PR comment "!testme"
  │  (poll ≤30s, read-only; or optional admin webhook → /hook, HMAC-verified)
  ▼ comment-bridge: exact-match "!testme"? · commenter ∈ recipe-maintainers org? · resolve PR head
  ▼ Drone API: create build (event=custom, params RECIPE/REF/PR/SRC)
  ▼ recipe-ci pipeline (exec runner, on host): cc-ci-run runner/run_recipe_ci.py
  │    fetch recipe@PR-head (mirror clone + upstream version tags) → install → upgrade → backup
  │    → recipe-local (D4) → ALWAYS teardown (undeploy+volumes+secrets, verified)
  ▼ bridge watcher polls the build → edits the PR comment to ✅ passed / ❌ <status>
  ▼ dashboard reflects latest-per-recipe status + badges

Network & TLS (see install.md §domain)

*.ci.commoninternet.net (and bare ci.commoninternet.net) resolve to an operator gateway that TLS-passthroughs by SNI to cc-ci. cc-ci's traefik terminates TLS with the wildcard cert sops-decrypted from git (cc-ci-secrets) to /var/lib/ci-certs/live/ (no ACME, no DNS token on the box; operator re-issues + re-commits to rotate). Each run gets a unique short subdomain <recipe[:4]>-<6hex>.ci.commoninternet.net (covered by the wildcard) so concurrent/serial runs never collide; it's torn down at run end.

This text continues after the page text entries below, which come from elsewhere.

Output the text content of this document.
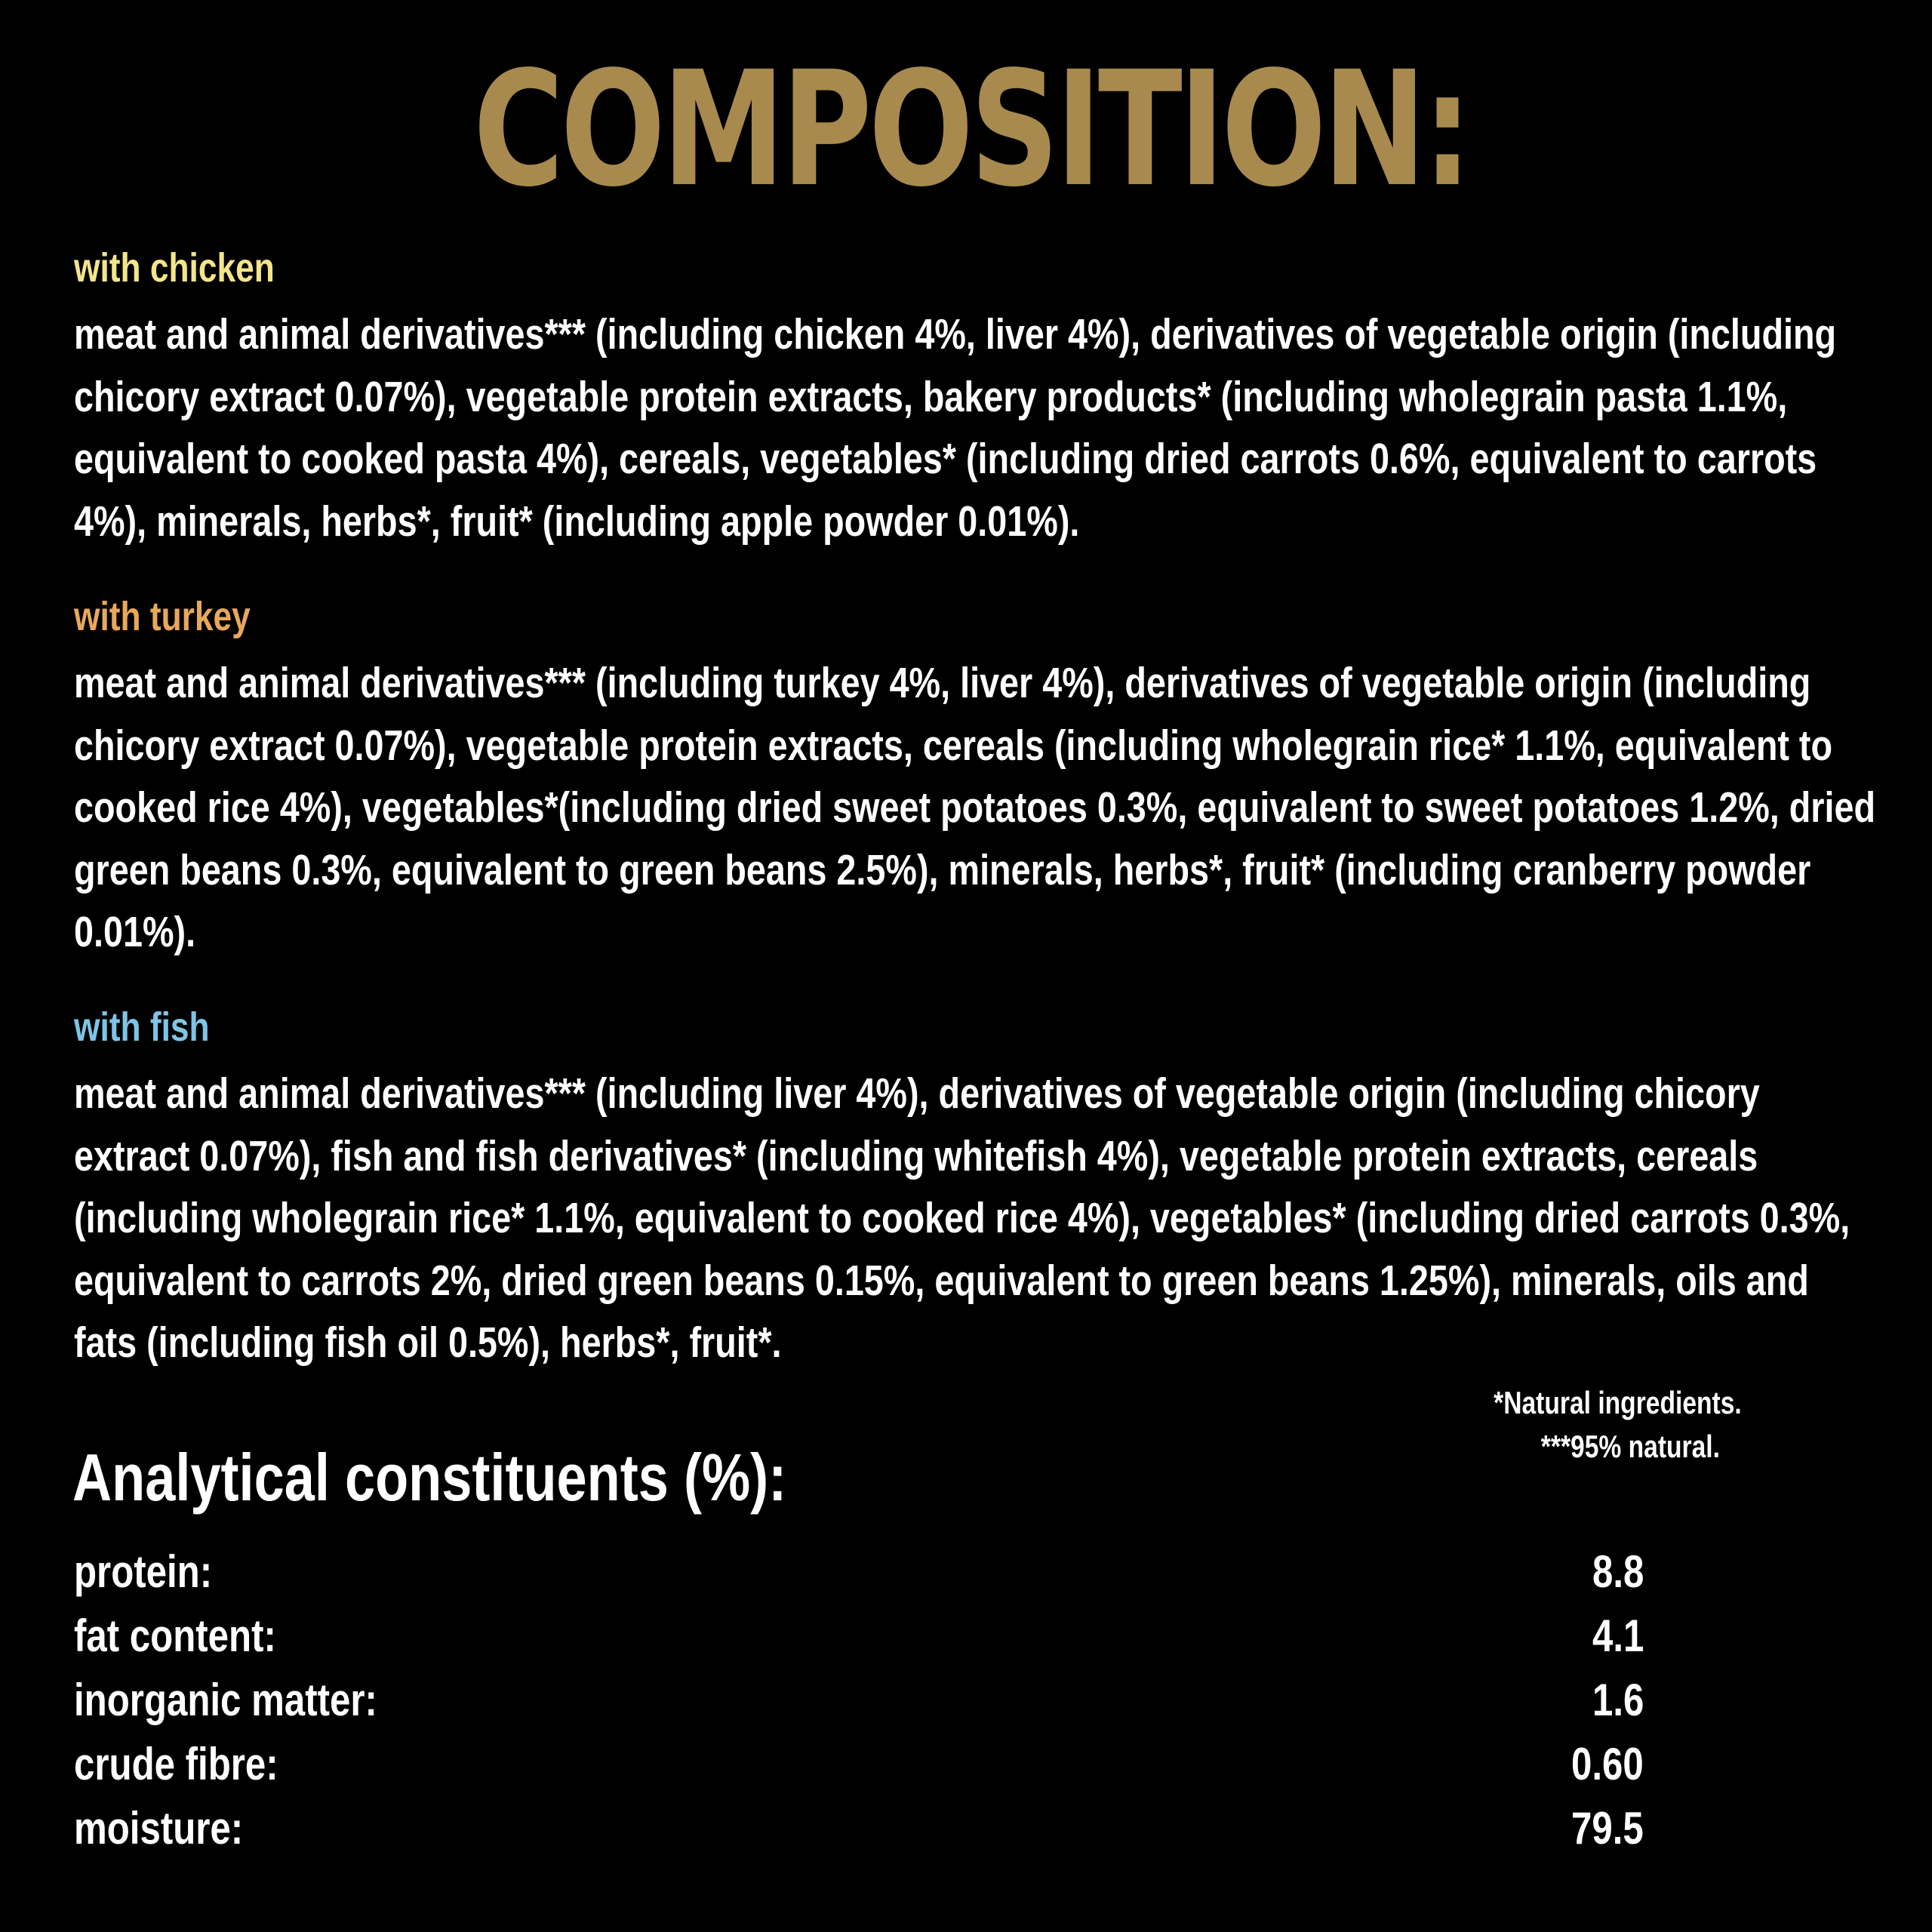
COMPOSITION:
with chicken
meat and animal derivatives*** (including chicken 4%, liver 4%), derivatives of vegetable origin (including chicory extract 0.07%), vegetable protein extracts, bakery products* (including wholegrain pasta 1.1%, equivalent to cooked pasta 4%), cereals, vegetables* (including dried carrots 0.6%, equivalent to carrots 4%), minerals, herbs*, fruit* (including apple powder 0.01%).
with turkey
meat and animal derivatives*** (including turkey 4%, liver 4%), derivatives of vegetable origin (including chicory extract 0.07%), vegetable protein extracts, cereals (including wholegrain rice* 1.1%, equivalent to cooked rice 4%), vegetables*(including dried sweet potatoes 0.3%, equivalent to sweet potatoes 1.2%, dried green beans 0.3%, equivalent to green beans 2.5%), minerals, herbs*, fruit* (including cranberry powder 0.01%).
with fish
meat and animal derivatives*** (including liver 4%), derivatives of vegetable origin (including chicory extract 0.07%), fish and fish derivatives* (including whitefish 4%), vegetable protein extracts, cereals (including wholegrain rice* 1.1%, equivalent to cooked rice 4%), vegetables* (including dried carrots 0.3%, equivalent to carrots 2%, dried green beans 0.15%, equivalent to green beans 1.25%), minerals, oils and fats (including fish oil 0.5%), herbs*, fruit*.
*Natural ingredients.
***95% natural.
Analytical constituents (%):
protein:	8.8
fat content:	4.1
inorganic matter:	1.6
crude fibre:	0.60
moisture:	79.5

Resource safety (§4.2/§4.3)

  • MAX_TESTS=1 (runner capacity) → at most one test app live; Drone queues the rest.
  • Per-build timeout 60m (Drone repo timeout) → a hung build is killed, freeing the slot.
  • Guaranteed teardown (try/finally) + a run-start janitor that reaps orphaned *--scheme apps (backstop for a SIGKILL'd build). CCCI_JANITOR_MAX_AGE=0 in the recipe-ci pipeline (safe at capacity=1).
  • Heavy recipes pull many images; keep registry creds configured + adequate disk (see runbook.md).

Enrolling a recipe (D5, see enroll-recipe.md)

Add tests/<recipe>/ (recipe_meta.py + test_install/upgrade/backup.py) + the repo to the bridge POLL_REPOS. Per-recipe quirks go in recipe_meta.py (HEALTH_PATH/timeouts, EXTRA_ENV for e.g. cryptpad's SANDBOX_DOMAIN or lasuite's TIMEOUT) — no shared-harness edits.